View Diary: The Mayor of Lansing, Michigan hilariously trolls Tennessee over UAW crackdown (238 comments)

Comment Preferences

  •  Lol... (1+ / 0-)
    Recommended by:
    ypochris

    You are missing the "willing seller" part of the equation. The bank (or the home owner who is party to a short sale), is not considered a willing seller in a foreclosure/short sale. This is why comps on appraisals using short sales or foreclosures will be (should be at least) adjusted to reflect the seller isn't willing.

    Just being on the open market isn't enough to satisfy fair market value requirements.

    Republicanism: the political theory that the poor have too much money and the rich do not have enough.

    by bacchae1999 on Wed Feb 12, 2014 at 01:01:47 PM PST

    [ Parent ]

    •  An arguable point, (0+ / 0-)

      but at least I'll give you credit (and a rec) for making a reasonable argument, rather than just calling me a liar like some.

      This particular case was actually the only foreclosed home I purchased; generally they get trashed and aren't even worth what the bank is asking for them. And those that are never make it to the MLS. Although this was the most extreme example of what I consider unfair taxation, the others aren't that much better. And everything I have said still is applicable to them.
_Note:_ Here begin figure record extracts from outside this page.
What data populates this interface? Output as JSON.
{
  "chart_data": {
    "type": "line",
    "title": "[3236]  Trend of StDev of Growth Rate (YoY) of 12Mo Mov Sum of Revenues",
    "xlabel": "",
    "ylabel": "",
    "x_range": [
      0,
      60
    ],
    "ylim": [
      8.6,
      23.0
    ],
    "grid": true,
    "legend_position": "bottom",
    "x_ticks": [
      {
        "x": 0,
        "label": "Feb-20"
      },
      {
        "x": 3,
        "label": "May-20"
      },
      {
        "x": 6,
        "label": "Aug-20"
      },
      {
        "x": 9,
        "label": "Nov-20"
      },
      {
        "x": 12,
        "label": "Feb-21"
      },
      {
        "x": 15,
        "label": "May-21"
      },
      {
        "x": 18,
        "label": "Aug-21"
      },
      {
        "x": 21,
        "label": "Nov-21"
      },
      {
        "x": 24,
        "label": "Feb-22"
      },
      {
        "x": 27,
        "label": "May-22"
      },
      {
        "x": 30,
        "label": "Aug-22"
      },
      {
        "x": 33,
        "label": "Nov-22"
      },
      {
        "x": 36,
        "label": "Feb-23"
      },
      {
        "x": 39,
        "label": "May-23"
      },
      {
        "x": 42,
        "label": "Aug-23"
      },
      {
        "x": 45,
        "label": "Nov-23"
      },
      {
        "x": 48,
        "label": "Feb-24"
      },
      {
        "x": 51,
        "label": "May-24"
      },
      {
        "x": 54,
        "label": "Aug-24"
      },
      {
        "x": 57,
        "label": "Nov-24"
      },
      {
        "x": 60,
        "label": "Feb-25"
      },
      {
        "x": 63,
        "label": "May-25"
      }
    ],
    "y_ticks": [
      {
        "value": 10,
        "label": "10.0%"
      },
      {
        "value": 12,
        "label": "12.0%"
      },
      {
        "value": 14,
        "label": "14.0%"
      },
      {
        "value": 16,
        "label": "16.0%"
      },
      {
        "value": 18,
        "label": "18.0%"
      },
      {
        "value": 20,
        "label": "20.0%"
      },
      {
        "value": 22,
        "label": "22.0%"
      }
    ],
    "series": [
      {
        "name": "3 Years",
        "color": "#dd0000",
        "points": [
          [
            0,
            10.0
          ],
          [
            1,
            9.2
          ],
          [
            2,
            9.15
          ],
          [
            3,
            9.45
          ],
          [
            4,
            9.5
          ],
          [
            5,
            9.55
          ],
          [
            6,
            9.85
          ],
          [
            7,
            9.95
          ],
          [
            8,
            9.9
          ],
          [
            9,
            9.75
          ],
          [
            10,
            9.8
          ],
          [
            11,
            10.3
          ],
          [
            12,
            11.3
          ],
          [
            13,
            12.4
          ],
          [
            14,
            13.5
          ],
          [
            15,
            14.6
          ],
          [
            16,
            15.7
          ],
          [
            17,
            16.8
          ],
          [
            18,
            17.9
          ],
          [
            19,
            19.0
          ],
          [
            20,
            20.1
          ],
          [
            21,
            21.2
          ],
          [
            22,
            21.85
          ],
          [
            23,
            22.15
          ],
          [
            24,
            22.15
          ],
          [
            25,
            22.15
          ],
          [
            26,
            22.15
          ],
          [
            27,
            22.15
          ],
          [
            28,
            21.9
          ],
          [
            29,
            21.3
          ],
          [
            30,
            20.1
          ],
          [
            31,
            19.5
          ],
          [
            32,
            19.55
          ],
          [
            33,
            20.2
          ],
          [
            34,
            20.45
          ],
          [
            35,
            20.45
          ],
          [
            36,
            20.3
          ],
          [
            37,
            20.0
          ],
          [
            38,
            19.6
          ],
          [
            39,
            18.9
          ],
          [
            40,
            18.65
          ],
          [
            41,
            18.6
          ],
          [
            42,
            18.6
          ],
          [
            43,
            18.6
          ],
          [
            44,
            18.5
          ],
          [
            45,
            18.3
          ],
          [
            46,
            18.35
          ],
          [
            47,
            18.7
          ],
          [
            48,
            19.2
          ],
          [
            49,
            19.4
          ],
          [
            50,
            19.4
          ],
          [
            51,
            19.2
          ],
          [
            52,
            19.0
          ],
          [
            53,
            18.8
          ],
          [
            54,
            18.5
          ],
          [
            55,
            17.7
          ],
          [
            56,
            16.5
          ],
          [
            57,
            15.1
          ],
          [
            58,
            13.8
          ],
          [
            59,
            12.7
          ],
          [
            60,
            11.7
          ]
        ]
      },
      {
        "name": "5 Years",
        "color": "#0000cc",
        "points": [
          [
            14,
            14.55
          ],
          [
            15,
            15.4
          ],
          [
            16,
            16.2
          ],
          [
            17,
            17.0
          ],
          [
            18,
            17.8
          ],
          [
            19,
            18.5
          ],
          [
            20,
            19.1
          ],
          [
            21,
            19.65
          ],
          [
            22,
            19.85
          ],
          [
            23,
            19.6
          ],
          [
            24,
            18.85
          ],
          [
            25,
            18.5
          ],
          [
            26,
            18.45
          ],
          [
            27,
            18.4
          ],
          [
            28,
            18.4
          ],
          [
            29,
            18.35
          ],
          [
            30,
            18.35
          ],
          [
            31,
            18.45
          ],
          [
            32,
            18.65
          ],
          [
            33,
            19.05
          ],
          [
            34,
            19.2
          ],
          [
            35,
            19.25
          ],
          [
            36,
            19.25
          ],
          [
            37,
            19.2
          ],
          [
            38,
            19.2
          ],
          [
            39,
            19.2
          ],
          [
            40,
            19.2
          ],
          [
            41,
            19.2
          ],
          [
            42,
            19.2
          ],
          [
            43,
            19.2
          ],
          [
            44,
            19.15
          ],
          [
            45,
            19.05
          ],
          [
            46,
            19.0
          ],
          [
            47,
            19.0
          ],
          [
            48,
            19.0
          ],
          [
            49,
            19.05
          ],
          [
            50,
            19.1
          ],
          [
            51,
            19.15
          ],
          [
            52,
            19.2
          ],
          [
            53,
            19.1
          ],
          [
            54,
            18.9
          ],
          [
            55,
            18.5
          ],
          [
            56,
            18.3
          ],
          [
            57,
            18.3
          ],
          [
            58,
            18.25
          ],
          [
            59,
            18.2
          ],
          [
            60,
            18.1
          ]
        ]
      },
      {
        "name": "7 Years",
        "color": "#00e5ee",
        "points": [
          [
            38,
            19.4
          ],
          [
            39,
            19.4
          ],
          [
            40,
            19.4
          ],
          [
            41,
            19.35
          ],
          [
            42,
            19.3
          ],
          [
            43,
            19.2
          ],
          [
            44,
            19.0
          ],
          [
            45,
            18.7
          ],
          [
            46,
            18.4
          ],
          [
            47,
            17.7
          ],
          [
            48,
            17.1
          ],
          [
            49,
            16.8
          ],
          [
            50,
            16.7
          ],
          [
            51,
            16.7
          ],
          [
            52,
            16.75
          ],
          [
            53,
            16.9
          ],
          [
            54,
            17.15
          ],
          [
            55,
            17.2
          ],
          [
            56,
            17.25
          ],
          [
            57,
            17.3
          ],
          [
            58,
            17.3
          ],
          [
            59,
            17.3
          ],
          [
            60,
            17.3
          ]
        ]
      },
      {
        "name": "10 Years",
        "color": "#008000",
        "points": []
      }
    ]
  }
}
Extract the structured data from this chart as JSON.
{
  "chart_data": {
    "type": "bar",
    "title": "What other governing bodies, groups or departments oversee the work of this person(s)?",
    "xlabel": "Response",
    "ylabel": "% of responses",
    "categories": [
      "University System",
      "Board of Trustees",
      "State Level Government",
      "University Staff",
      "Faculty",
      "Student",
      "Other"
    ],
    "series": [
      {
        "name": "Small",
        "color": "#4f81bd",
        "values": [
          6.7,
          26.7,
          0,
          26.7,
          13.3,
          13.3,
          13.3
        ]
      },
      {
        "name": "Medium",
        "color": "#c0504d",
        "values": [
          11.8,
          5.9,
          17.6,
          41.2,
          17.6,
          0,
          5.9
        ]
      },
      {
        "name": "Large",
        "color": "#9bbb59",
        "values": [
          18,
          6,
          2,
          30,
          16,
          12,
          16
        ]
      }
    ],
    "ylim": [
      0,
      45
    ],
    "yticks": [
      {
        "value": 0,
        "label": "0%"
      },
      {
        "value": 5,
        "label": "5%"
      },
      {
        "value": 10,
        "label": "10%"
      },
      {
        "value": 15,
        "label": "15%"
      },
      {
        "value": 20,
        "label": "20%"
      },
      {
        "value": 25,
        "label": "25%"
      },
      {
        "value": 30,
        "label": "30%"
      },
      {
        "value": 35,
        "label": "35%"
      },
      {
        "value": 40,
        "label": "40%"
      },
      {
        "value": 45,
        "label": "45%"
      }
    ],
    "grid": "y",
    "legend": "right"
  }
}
I just use this one as the example because I like the way it sounds when I state the TRUTH: I pay more taxes on a house I paid $28,000 for (plus about $2000 in various purchase expenses) in Lansing than I pay on 2600 acres (rounded so as not to identify the exact parcel) of oceanfront land in Hawai'i.

      •   (4+ / 0-)

        It's not a reasonable arguement, it's a factual statement. I work in a field which intersects with real estate sales and knowing willing buyer/willing seller is a part of my job.

        Of course, dude, you have a home that you purchased for way less than I've paid in property taxes on my CONDO since I bought it eight years ago.  In fact, it's half what my 10% downpayment was.

        I wouldn't complain too much ;)

        (However, schools need to be funded. The funding needs don't change with property values. High tax bills relative to property values, underfunded schools in poor areas, unfairly advantaged schools in rich areas.... I don't think schools should be dependent on local property taxes.)

        Republicanism: the political theory that the poor have too much money and the rich do not have enough.

        by bacchae1999 on Wed Feb 12, 2014 at 01:57:17 PM PST

        [ Parent ]

        •  In some cases it would be correct (0+ / 0-)

          to assume that the sale of a foreclosed property wouldn't fetch fair market value. But in may cases, and certainly in this case, the home does sell for the same amount as it would have sold for if it had been put on the market by an individual.

          The only way I can think of that an MLS listed house wouldn't have sold at fair market value is if it was snatched up immediately. When the house sits there, week in and week out, then it gets reduced and sits there some more, then reduced a third time and finally, after thirty five days at that price they accept your offer, it is pretty clear that the price paid was what the market would bear.

          I'm not complaining about what I paid for the house, but honestly, wouldn't you think that when you can buy houses so cheaply you would be able to make some money renting them out? Unfortunately, the burden on landlords is so heavy in Lansing that you can't. Which is why the houses go so cheaply. Can't the other homeowners see how this affects their own property values?